Opinión

Atando cabos

Fausto Giraldo

Conductas reprochables se han venido suscitando en el contexto educativo del país, muchachos que son acusados posiblemente de violación por parte de sus compañeras en la ciudad de Guayaquil, infantes que también son abusados sexualmente en las instituciones educativas, un padre de familia que agrede y trasgrede física y psicológicamente ante un muchacho que se habría quedado al supletorio, señoritas estudiantes que agreden física y psicológicamente en la ciudad de Otavalo a una de sus compañeras, ¿Qué está pasando, qué está sucediendo?

Estas conductas son el resultado o la expresión de cómo está la sociedad en su conjunto en el Ecuador, la degradación social carcome la estructura y las relaciones interpersonales y sociales y no es un problema solamente de adoptar medidas punitivas y de sanción frente a estos hechos y a estas conductas, no es solamente el hecho de hablar de valores y de principios morales y de convivencia pacífica.

Tiene que ver mucho en primer lugar con el mensaje que las autoridades han emitido permanentemente con sus conductas: corrupción, narcotráfico, delincuencia, violencia de todos los espectros del país. Tiene que ver también con el modelo educativo que se aplica y se desarrolla en cada una de las instituciones y en general como política pública del Estado. No podemos seguir convirtiendo a los muchachos, solamente, en objetos receptores de información, sino, necesitamos que sean sujetos de reflexión que les permita determinar cuáles son las realidades sociales del Estado ecuatoriano y sus relaciones interpersonales.
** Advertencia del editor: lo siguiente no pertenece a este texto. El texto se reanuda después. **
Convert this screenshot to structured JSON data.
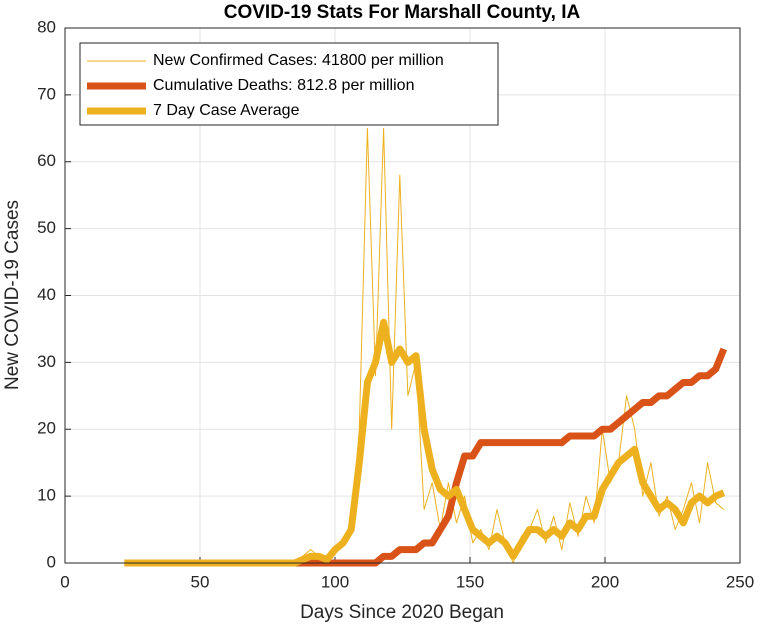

Al mismo tiempo, debemos preguntarnos si es que los medios de comunicación juegan un rol en este contexto, porque hemos observado las parrillas televisivas precisamente que es lo que se emite, que tipo de programas se difunden, y cuando se hiciese una valoración respecto a sus contenidos vamos a dar cuenta que se inserta en el pensamiento y la mentalidad de la población elementos de violencia, de agresión, de atentado contra la propiedad y también contra la integridad de carácter físico y psicológico.

Requerimos repensar el rol de la familia al interior de sus hogares para orientar y formar a nuestros integrantes en torno a como se ha de sobre llevar las relaciones interpersonales y los fundamentos de respeto, solidaridad y honestidad.

Necesitamos reflexionar profundamente como sociedad hacia donde estamos conduciendo el destino y el futuro de estos jóvenes, de las nuevas generaciones.